Show Review: DIIV @ The Sinclair 10.10.15
by Terence Cawley (Biology), published October 13th 2015
Pictured: Zachary Cole Smith performing with DIIV at Pitchfork Music Festival, Chicago, 7.19.14 (Photo by Ben Stas)
The first opener for DIIV’s recent concert at the Sinclair, Sunflower Bean, spent their set seamlessly transitioning between heavily reverbed dreaminess and leaden Sabbath stomp, often within the same song. Julia Cumming commanded the stage with her stoic bass playing and expressive singing, while Nick Kivlen provided counterpoint vocals and effects-laden guitar wizardry and drummer Jacob Faber held down the beat. The Brooklyn band wears its retro taste on its sleeve; their breakout song is called “Tame Impala,” while Kivlen took the stage wearing a Neu! shirt. Yet where many young bands simply copy their influences, Sunflower Bean mashes them into a distinctive blend, and the strength of the material the band played from their forthcoming debut full-length promises an exciting future for this group.
No Joy followed with a set which took the basic shoegaze template and added grungier guitar riffs and more propulsive drumming to push their songs into more aggressive territory. No Joy were by far the loudest band of the evening, and the singers often had trouble making themselves heard over the guitar maelstrom, although whether the blame for this resides with the band or the venue is unclear. Either way, the drowning of the melodies one can hear on No Joy’s records sadly crippled the set once the initial sonic jolt had worn off.

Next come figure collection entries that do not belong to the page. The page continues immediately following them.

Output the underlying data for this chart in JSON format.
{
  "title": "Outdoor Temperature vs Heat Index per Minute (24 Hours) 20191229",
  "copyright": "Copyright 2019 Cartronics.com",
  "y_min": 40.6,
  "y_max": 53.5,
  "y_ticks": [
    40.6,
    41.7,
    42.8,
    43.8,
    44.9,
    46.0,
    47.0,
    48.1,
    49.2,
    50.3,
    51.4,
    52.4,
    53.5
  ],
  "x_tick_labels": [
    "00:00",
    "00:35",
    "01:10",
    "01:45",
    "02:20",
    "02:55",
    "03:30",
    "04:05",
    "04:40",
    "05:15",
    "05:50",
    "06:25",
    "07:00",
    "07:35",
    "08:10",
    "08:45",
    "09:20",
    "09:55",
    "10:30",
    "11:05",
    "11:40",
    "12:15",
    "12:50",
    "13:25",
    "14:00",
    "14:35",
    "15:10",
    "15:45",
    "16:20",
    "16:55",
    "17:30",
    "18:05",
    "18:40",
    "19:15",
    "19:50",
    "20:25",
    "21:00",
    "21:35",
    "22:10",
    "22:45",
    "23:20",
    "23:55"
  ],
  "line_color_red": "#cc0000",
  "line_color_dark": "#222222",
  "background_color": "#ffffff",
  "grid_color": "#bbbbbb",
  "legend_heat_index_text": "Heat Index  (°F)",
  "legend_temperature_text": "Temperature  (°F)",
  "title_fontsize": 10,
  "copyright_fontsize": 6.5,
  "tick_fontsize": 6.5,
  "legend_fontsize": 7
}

Few bands have devoted themselves as wholeheartedly to musical consistency as DIIV, and that approach has been carried over to their live shows. Throughout DIIV’s set, which featured most of their 2012 debut Oshin along with a healthy helping of songs from their upcoming second album, Is the Is Are, drummer Ben Newman maintained an unrelenting krautrock beat while guitarists Zachary Cole Smith and Andrew Bailey kept a steady stream of wistful, echoing arpeggios flowing. If nothing else, the sheer stamina with which DIIV’s members play their instruments is commendable. Fortunately, Smith has proven to be a talented songwriter as well, skillfully experimenting within the relatively narrow boundaries of the DIIV sound. While certain songs stood out, like old favorite “How Long Have You Known?” and Is the Is Are lead single “Dopamine,” it was the cumulative effect of hearing so many similar-yet-different songs in succession which made DIIV’s performance special, as they masterfully created a delicate, reflective atmosphere and supported it for the entirety of their set.
As DIIV played, a collage of home videos, most of them presumably shot by Smith, was projected behind them. Smith has directed music videos for DIIV and his girlfriend Sky Ferreira, and his video collage held together well despite its casual, ramshackle nature. The footage tended towards a few key fixations: Ferreira, Kurt Cobain (whom Smith has called his “spirit guide”), travelling through cities and forests. Often, there would be a zoom directly into the eyes of a cartoon character or the label of some food product, and the overall effect was that of a moody teenager messing around with a camera to fight off boredom. The video effectively reinforced the nostalgic haze of DIIV’s music by placing the audience directly into Smith’s headspace, and it was heartening to see a young musician willing to risk embarrassment with such a personal stage show succeed in realizing his vision. If Smith continues his artistic growth, and if all of Is the Is Are is as good as the new songs played at the Sinclair, there are going to be a lot more DIIV concerts as great as this one.